[133] Herodotus, Bk. I, Ch. CXCIX; Baruch, Ch. VI, p. 43. Modern scholars confirm the statements of Herodotus from the study of Babylonian literature, though inclined to deny that religious prostitution occupied so large a place as he gives it. A tablet of the Gilgamash epic, according to Morris Jastrow, refers to prostitutes as attendants of the goddess Ishtar in the city Uruk (or Erech), which was thus a centre, and perhaps the chief centre, of the rites described by Herodotus (Morris Jastrow, The Religion of Babylonia and Assyria, 1898, p. 475). Ishtar was the goddess of fertility, the great mother goddess, and the prostitutes were priestesses, attached to her worship, who took part in ceremonies intended to symbolize fertility. These priestesses of Ishtar were known by the general name Kadishtu, “the holy ones” (op. cit., pp. 485, 660).

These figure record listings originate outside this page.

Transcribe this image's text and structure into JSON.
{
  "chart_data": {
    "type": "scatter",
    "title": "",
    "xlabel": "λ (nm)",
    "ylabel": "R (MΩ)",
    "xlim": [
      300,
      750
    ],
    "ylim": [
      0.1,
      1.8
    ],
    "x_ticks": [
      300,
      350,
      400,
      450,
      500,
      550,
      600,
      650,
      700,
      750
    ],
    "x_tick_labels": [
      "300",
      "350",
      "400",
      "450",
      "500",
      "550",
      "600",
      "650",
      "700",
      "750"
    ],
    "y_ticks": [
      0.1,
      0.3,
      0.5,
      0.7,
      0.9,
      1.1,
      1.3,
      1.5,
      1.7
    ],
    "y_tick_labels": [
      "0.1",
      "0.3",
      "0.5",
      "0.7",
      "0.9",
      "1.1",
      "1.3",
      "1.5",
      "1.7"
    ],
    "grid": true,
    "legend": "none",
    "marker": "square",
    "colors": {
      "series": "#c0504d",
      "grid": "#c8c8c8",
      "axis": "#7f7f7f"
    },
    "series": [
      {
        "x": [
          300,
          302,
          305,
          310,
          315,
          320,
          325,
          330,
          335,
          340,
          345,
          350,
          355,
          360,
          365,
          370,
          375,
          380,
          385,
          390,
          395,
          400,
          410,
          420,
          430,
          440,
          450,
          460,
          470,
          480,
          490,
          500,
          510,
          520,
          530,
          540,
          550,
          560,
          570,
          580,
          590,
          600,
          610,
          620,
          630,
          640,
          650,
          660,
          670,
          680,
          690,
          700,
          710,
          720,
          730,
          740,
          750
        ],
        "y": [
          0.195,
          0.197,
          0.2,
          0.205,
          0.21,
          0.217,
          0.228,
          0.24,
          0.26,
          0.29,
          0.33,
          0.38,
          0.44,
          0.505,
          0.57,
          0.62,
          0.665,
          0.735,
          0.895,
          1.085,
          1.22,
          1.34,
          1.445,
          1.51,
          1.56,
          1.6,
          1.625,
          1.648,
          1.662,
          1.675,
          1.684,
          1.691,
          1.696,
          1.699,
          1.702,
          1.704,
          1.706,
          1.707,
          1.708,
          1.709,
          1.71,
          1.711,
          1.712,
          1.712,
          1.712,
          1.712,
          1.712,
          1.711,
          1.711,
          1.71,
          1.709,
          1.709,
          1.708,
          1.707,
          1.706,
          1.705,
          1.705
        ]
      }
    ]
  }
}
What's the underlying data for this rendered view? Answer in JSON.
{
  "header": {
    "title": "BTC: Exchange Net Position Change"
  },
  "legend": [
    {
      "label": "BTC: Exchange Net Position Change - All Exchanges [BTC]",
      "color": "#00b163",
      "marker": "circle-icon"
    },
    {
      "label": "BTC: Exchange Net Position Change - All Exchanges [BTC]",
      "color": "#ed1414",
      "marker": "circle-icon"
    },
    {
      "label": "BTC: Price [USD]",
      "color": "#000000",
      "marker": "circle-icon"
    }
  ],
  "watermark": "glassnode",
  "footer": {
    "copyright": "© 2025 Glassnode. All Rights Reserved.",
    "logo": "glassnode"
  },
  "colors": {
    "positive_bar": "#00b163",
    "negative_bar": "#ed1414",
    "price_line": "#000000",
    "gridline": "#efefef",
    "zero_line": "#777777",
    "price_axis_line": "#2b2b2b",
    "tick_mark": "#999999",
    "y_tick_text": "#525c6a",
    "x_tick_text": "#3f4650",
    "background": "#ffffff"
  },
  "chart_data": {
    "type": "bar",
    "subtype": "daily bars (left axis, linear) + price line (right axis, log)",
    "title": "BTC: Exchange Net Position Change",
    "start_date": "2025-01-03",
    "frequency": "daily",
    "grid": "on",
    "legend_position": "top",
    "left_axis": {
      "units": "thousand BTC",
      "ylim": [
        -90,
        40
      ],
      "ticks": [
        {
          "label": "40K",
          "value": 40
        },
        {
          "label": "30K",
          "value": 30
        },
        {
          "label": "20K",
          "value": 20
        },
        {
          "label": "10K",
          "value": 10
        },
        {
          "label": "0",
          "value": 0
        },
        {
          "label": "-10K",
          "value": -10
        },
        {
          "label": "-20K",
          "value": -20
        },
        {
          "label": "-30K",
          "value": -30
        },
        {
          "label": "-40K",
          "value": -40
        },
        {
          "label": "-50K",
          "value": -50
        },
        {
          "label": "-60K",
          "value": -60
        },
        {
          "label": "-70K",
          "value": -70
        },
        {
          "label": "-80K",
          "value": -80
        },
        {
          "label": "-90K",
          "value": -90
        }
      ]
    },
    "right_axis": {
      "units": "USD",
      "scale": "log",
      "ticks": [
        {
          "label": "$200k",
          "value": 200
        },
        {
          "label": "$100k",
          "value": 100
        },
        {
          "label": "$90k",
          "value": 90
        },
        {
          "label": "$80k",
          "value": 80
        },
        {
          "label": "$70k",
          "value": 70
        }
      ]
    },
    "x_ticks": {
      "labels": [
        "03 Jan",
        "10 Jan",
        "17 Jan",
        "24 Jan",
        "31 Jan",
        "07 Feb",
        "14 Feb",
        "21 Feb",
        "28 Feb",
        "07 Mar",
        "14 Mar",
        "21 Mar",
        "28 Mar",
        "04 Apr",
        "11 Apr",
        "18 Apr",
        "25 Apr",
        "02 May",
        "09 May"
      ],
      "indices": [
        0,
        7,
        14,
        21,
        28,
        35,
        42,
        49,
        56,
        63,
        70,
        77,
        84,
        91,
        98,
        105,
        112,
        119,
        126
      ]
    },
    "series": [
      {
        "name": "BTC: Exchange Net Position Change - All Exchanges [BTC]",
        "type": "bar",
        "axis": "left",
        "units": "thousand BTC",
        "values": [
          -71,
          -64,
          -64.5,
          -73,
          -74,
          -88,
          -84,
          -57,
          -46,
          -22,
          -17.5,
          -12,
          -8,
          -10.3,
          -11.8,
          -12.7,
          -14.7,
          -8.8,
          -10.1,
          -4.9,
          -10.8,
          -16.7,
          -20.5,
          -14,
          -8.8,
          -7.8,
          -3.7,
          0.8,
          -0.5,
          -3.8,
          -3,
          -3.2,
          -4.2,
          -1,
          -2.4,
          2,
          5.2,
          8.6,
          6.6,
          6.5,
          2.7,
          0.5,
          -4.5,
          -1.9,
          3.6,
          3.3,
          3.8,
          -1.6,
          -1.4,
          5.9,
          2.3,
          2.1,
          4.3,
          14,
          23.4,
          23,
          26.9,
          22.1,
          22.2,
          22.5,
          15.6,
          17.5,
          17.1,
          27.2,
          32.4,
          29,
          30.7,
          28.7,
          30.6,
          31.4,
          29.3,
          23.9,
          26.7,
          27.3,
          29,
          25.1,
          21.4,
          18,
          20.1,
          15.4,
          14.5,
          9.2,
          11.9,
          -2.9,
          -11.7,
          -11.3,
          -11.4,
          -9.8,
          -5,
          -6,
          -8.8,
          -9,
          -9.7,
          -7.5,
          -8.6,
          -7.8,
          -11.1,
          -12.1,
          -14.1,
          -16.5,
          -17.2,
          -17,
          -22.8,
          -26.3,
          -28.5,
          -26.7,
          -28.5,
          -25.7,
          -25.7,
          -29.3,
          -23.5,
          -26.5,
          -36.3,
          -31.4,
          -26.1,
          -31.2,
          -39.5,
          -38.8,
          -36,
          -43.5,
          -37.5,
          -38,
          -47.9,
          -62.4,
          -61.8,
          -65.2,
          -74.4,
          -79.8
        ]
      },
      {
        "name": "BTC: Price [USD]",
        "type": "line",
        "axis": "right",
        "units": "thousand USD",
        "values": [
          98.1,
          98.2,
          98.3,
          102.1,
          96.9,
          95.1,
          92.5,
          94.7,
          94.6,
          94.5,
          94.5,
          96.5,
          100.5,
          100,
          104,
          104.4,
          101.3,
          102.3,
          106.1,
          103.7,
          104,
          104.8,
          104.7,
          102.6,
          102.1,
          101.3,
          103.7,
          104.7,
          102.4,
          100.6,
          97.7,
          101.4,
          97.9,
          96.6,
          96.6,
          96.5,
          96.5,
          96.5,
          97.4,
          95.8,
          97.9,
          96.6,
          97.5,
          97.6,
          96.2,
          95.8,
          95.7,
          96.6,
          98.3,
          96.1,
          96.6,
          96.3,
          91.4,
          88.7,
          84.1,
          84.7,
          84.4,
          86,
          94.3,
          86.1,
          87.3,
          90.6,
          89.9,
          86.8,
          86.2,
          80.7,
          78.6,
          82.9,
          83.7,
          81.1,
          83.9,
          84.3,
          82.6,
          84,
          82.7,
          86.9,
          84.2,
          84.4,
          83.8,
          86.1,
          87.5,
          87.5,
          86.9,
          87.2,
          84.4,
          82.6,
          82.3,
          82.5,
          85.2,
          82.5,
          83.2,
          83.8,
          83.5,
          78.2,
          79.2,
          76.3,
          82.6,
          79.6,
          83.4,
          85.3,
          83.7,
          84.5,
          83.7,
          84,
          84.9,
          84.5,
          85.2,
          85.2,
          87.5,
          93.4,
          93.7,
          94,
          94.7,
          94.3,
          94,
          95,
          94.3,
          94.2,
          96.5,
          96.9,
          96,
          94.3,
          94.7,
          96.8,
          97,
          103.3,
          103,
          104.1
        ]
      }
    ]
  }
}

[134] It is usual among modern writers to associate Aphrodite Pandemos, rather than Ourania, with venal or promiscuous sexuality, but this is a complete mistake, for the Aphrodite Pandemos was purely political and had no sexual significance. The mistake was introduced, perhaps intentionally, by Plato. It has been suggested that that arch-juggler, who disliked democratic ideas, purposely sought to pervert and vulgarize the conception of Aphrodite Pandemos (Farnell, Cults of Greek States, vol. ii, p. 660).
[135] Athenaeus, Bk. xiii, cap. XXXII. It appears that the only other Hellenic community where the temple cult involved unchastity was a city of the Locri Epizephyrii (Farnell, op. cit., vol. ii, p. 636).
[136] I do not say an earlier “promiscuity,” for the theory of a primitive sexual promiscuity is now widely discredited, though there can be no reasonable doubt that the early prevalence of mother-right was more favorable to the sexual freedom of women than the later patriarchal system. Thus in very early Egyptian days a woman could give her favors to any man she chose by sending him her garment, even if she were married. In time the growth of the rights of men led to this being regarded as criminal, but the priestesses of Amen retained the privilege to the last, as being under divine protection (Flinders Petrie, Egyptian Tales, pp. 10, 48).
[137] It should be added that Farnell ("The Position of Women in Ancient Religion,” Archiv fuer Religionswissenschaft, 1904, p. 88) seeks to explain the religious prostitution of Babylonia as a special religious modification of the custom of destroying virginity before marriage in order to safeguard the husband from the mystic dangers of defloration. E.S. Hartland, also ("Concerning the Rite at the Temple of Mylitta,” Anthropological Essays Presented to E.B. Tyler, p. 189), suggests that this was a puberty rite connected with ceremonial defloration. This theory is not, however, generally accepted by Semitic scholars.
[138] The girls of this tribe, who are remarkably pretty, after spending two or three years in thus amassing a little dowry, return home to marry, and are said to make model wives and mothers. They are described by Bertherand in Parent-Duchatelet, La Prostitution a Paris, vol. ii, p. 539.